Netflix bought Warner Brothers last night. Stay with me! Many experts are arguing that this is quite likely the real “beginning of the end” for movie theaters, if we weren’t already in the beginning of that end for the past few years.
The end of Hamnet has a scene that will stick with me more than Buckley and Mescal’s (fantastic) weeping. It is the last scene of the play Hamlet. Specifically, the movie focuses on the audience watching the play. As one, spurred on by a reflex from a grieving Agnes, they all reach out and try to touch the actor playing Hamlet. But they can’t. So, they touch each other. They all reach out together. They are human beings making a collective extended hand, a massive set of open arms. And they embrace unspeakable grief together.
And that’s what they’re taking away from us.
For real.
That’s what we lose without theatrical releases. That’s what we miss out on if everyone is watching at home. That’s what is gone if we let our annoyances at rude theater goers overwhelm our need to ingest art together. Zhao even makes the point very clear by having Agnes act as a rude theater goer herself. And then the film shows the power of communal experiences: grief diffused.

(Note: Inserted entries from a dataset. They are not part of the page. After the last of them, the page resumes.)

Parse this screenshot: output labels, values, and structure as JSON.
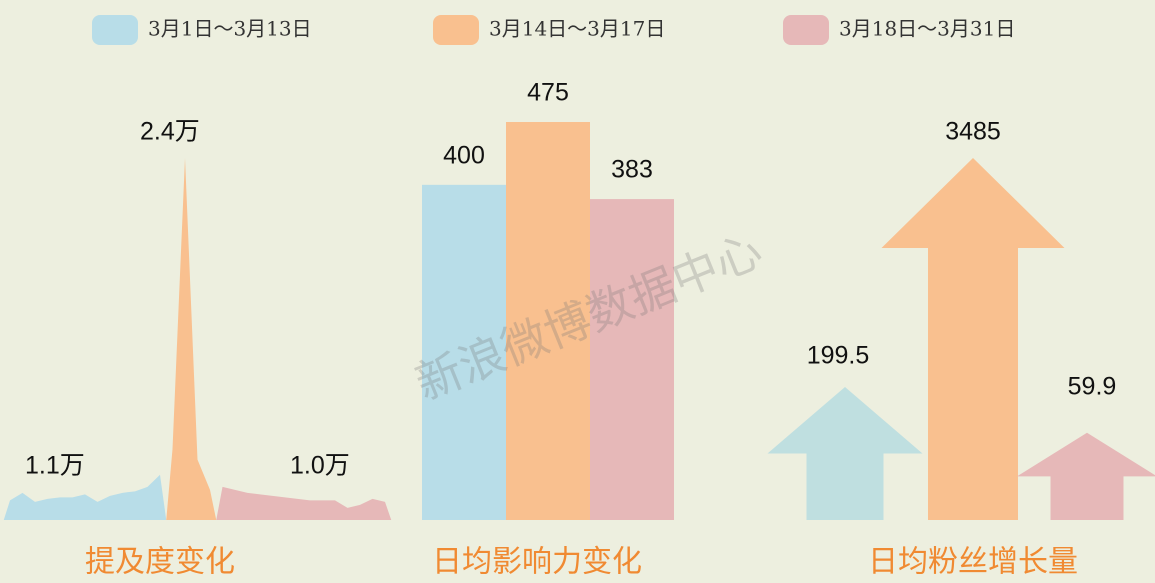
{
  "watermark": "新浪微博数据中心",
  "chart_data": [
    {
      "type": "area",
      "title": "提及度变化",
      "x": [
        1,
        2,
        3,
        4,
        5,
        6,
        7,
        8,
        9,
        10,
        11,
        12,
        13,
        14,
        15,
        16,
        17,
        18,
        19,
        20,
        21,
        22,
        23,
        24,
        25,
        26,
        27,
        28,
        29,
        30,
        31
      ],
      "series": [
        {
          "name": "3月1日～3月13日",
          "color": "#b8dde8",
          "values": [
            0.13,
            0.18,
            0.12,
            0.14,
            0.15,
            0.15,
            0.17,
            0.12,
            0.16,
            0.18,
            0.19,
            0.22,
            0.3,
            null,
            null,
            null,
            null,
            null,
            null,
            null,
            null,
            null,
            null,
            null,
            null,
            null,
            null,
            null,
            null,
            null,
            null
          ]
        },
        {
          "name": "3月14日～3月17日",
          "color": "#f9c08f",
          "values": [
            null,
            null,
            null,
            null,
            null,
            null,
            null,
            null,
            null,
            null,
            null,
            null,
            null,
            0.47,
            2.4,
            0.4,
            0.2,
            null,
            null,
            null,
            null,
            null,
            null,
            null,
            null,
            null,
            null,
            null,
            null,
            null,
            null
          ]
        },
        {
          "name": "3月18日～3月31日",
          "color": "#e6b8b8",
          "values": [
            null,
            null,
            null,
            null,
            null,
            null,
            null,
            null,
            null,
            null,
            null,
            null,
            null,
            null,
            null,
            null,
            null,
            0.22,
            0.2,
            0.18,
            0.17,
            0.16,
            0.15,
            0.14,
            0.13,
            0.13,
            0.13,
            0.08,
            0.1,
            0.14,
            0.12
          ]
        }
      ],
      "annotations": [
        "1.1万",
        "2.4万",
        "1.0万"
      ]
    },
    {
      "type": "bar",
      "title": "日均影响力变化",
      "series": [
        {
          "name": "3月1日～3月13日",
          "color": "#b8dde8",
          "values": [
            400
          ]
        },
        {
          "name": "3月14日～3月17日",
          "color": "#f9c08f",
          "values": [
            475
          ]
        },
        {
          "name": "3月18日～3月31日",
          "color": "#e6b8b8",
          "values": [
            383
          ]
        }
      ]
    },
    {
      "type": "arrow",
      "title": "日均粉丝增长量",
      "series": [
        {
          "name": "3月1日～3月13日",
          "color": "#bfdfe0",
          "values": [
            199.5
          ]
        },
        {
          "name": "3月14日～3月17日",
          "color": "#f9c08f",
          "values": [
            3485
          ]
        },
        {
          "name": "3月18日～3月31日",
          "color": "#e6b8b8",
          "values": [
            59.9
          ]
        }
      ]
    }
  ]
}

Anyways, Buckley is just breathlessly good. She is an A-list talent who never seems to be hailed as such. This feels like an unmissable display of excellence, a showy chunk of evidence with which to demand recognition. This is what you ambassadors of art demand in order to heap praise, right? Give her all the trophies. Mescal, who I have not previously had a reaction to one way or another, is not equally excellent but is as excellent as anyone who is not Jessie Buckley can be.
All of this is to say, maybe you’ll like Hamnet? You have to be willing to be, wait for it, very sad. But it’s worth it. That is coming from someone who (A) does not like to be very sad and (B) likes considering and talking about death less than I like to be very sad. Hope that helps?
Grade = A-
Other Critical Voices to Consider
Victor Pineyro at Seventh Art Studio says the film “is a profound exploration of love, loss, what we sacrifice, what we cling to, what we let go of, what we take from those who are gone, and the transformation of the mind that, over time, recognizes grief as the purest form of love. But it is also a reminder of how art saves us, how it has done so for thousands of years and will continue to do so for centuries to come.” (Full review in Spanish)
Stephanie Zacharek at Time says “It’s true that in the writing of history, women’s lives—particularly their inner lives—don’t get the same attention that men’s exploits do. But in this movie version of Hamnet, it’s the man who works the most dazzling witchcraft, turning his sorrow into something heavier than lead and lighter than air.”
Sarah G. Vincent says “Imagine being an audience member for one of the greatest plays ever made and seeing it for the first time, and instead of being entertained, you see everything that you felt in the unfamiliar and thought was only an individual experience but is actually a universal and becomes communal. We kind of take it for granted with entertainment now, and we are a culture allergic to grappling with death. It worked for me, and I understand why it would not work for everyone.”